Coalition talks are a courtship ritual that has no relation to outcome. Why go through the trouble?
By JERUSALEM POST STAFFanshel 88(photo credit: )
After last week's empty gestures and pointless "consultations" between the parties and the president over who should form a coalition, while the real business was going on in secret meetings between Ehud Olmert and Amir Peretz, we're in for a second week of political farce. The "coalition talks" that started Sunday in Kfar Hamaccabiah are no more than a meaningless courtship ritual that has virtually no relationship to the final outcome.
This is the hour of the lawyers and various other power brokers, who have met each other across the same table in countless similar negotiations. The only difference now is that some who used to be on the same team are now sitting opposite each other.
Premier league attorneys David Liba'i and Ram Caspi were once permanent fixtures of the Labor team, but Caspi moved with his old friend Shimon Peres and is now on the Kadima bench. The same goes for spin-doctor Eyal Arad, who met his former Likud teammates Limor Livnat and Gideon Sa'ar - this time as adversary.
Only David Glass gave a sense of permanency; Rabbi Ovadia Yosef's lawyer and confidant has been chief Shas negotiator since the party's first election campaign in 1984. When reporters asked him how the talks were going, he gave his usual half-smile and said, "They [Kadima] want us in. We can be finished in 10 days, by the end of Pessah."

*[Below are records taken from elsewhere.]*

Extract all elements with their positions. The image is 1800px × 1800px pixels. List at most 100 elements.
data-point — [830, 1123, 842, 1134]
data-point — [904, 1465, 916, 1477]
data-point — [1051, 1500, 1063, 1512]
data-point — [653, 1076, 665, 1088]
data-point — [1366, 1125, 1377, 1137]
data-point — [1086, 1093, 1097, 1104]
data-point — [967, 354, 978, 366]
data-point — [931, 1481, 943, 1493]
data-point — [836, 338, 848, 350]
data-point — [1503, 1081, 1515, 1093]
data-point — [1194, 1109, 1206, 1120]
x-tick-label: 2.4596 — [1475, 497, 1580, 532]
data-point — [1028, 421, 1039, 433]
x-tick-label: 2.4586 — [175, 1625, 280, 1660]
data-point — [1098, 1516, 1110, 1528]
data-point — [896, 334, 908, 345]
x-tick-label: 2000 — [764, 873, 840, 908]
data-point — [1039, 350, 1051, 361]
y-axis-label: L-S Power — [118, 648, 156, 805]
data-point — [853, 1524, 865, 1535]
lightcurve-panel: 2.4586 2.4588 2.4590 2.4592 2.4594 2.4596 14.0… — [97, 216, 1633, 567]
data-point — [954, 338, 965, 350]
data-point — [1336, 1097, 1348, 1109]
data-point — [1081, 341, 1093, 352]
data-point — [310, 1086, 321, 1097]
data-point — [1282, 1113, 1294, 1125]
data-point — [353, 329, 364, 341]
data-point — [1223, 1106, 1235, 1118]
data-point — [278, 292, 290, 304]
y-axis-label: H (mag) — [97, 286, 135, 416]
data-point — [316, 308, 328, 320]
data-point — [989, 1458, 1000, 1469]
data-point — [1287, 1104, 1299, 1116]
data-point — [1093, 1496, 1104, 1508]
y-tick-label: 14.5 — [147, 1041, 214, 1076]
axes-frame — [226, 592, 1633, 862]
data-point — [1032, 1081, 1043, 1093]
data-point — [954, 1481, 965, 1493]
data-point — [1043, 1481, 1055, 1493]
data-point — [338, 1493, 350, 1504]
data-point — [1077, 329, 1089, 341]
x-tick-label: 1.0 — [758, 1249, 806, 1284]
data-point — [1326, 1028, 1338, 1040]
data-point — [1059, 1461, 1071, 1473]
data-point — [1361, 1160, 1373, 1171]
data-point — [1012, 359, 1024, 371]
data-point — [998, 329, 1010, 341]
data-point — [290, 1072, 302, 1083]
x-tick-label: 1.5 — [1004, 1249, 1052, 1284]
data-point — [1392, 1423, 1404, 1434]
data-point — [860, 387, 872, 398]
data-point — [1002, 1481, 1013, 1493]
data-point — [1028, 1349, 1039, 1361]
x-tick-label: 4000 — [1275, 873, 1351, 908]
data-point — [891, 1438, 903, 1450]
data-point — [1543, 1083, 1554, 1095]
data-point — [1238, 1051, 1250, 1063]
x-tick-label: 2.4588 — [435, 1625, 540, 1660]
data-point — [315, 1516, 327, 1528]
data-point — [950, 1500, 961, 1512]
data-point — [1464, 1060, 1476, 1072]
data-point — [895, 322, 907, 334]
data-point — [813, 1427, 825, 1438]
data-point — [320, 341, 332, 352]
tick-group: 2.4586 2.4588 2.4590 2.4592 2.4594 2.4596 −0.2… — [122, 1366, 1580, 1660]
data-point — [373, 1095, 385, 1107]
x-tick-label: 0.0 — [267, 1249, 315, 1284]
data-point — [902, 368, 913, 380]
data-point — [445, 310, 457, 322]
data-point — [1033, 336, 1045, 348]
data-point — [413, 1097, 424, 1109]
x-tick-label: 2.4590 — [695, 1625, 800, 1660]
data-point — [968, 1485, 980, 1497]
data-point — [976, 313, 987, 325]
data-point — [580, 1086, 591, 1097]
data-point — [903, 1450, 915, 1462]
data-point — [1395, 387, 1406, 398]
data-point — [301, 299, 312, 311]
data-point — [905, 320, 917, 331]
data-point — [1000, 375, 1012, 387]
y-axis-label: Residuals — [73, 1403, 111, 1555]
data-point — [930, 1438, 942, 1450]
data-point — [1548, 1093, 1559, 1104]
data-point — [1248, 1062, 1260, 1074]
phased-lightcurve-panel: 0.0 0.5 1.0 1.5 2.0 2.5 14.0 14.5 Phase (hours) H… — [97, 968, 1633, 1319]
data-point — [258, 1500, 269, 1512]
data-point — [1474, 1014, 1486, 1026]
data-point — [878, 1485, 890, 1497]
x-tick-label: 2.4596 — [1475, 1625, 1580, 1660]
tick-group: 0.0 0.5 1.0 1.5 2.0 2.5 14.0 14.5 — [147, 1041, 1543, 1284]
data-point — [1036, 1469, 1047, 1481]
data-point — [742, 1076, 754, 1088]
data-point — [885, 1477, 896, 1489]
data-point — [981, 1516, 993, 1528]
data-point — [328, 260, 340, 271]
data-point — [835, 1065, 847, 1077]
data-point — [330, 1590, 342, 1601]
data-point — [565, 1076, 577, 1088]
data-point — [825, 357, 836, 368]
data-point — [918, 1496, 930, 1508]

He knows that it could actually be over in less than 10 hours, and that's what is going to eventually happen. After the empty meetings and artificial crises, Olmert will get down to business in a few quick, one-on-one meetings with Peretz, Eli Yishai and Avigdor Lieberman, and the coalition will be cobbled together in time to be sworn in before the deadline.
Olmert's choice among one of three possible coalitions - Labor-Lieberman-haredim, Labor-haredim and Lieberman-haredim - will not be determined by the outcome of this week's talks but by the political calculations of each party leader, who will have to decide between leading the way into the wilderness of opposition and going back to his colleagues or his rabbi with a raw deal.
So why go to all the trouble of conducting endless rounds of talks? Why go into the nitpicking details of coalition guidelines, state budgets and imaginary peace plans? One reason is to provide time for the leaders to get their own houses in order. Rebellious MKs have to be put in line, hatchets buried and power shared between rival factions before the political establishment can settle down after the elections to another few years of misrule.
The Kfar Hamaccabiah talks are also a useful smoke screen for the real negotiations, which need time. The leaders want to wear out the wanna-be ministers in their parties and bring down their demands.
But the talks are most of all a charade aimed at us, the public. By spending endless hours on principle and policy, the negotiating teams create a semblance of order and reason. They want us to have the illusion that the country isn't being run on a hit-and-miss system of governance by circumstance. A month from now, there will be a new administration that, like most Israel has known over the years, will try to survive from day to day. But for now it seems as if a group of responsible grown-ups are making plans for all of us.
Well, at least these talks aren't costing us more than the price of the orange juice and rugelach. The lawyers, who usually charge $500 per hour, are doing this for free, as the prestige they gain from taking part in the talks is priceless.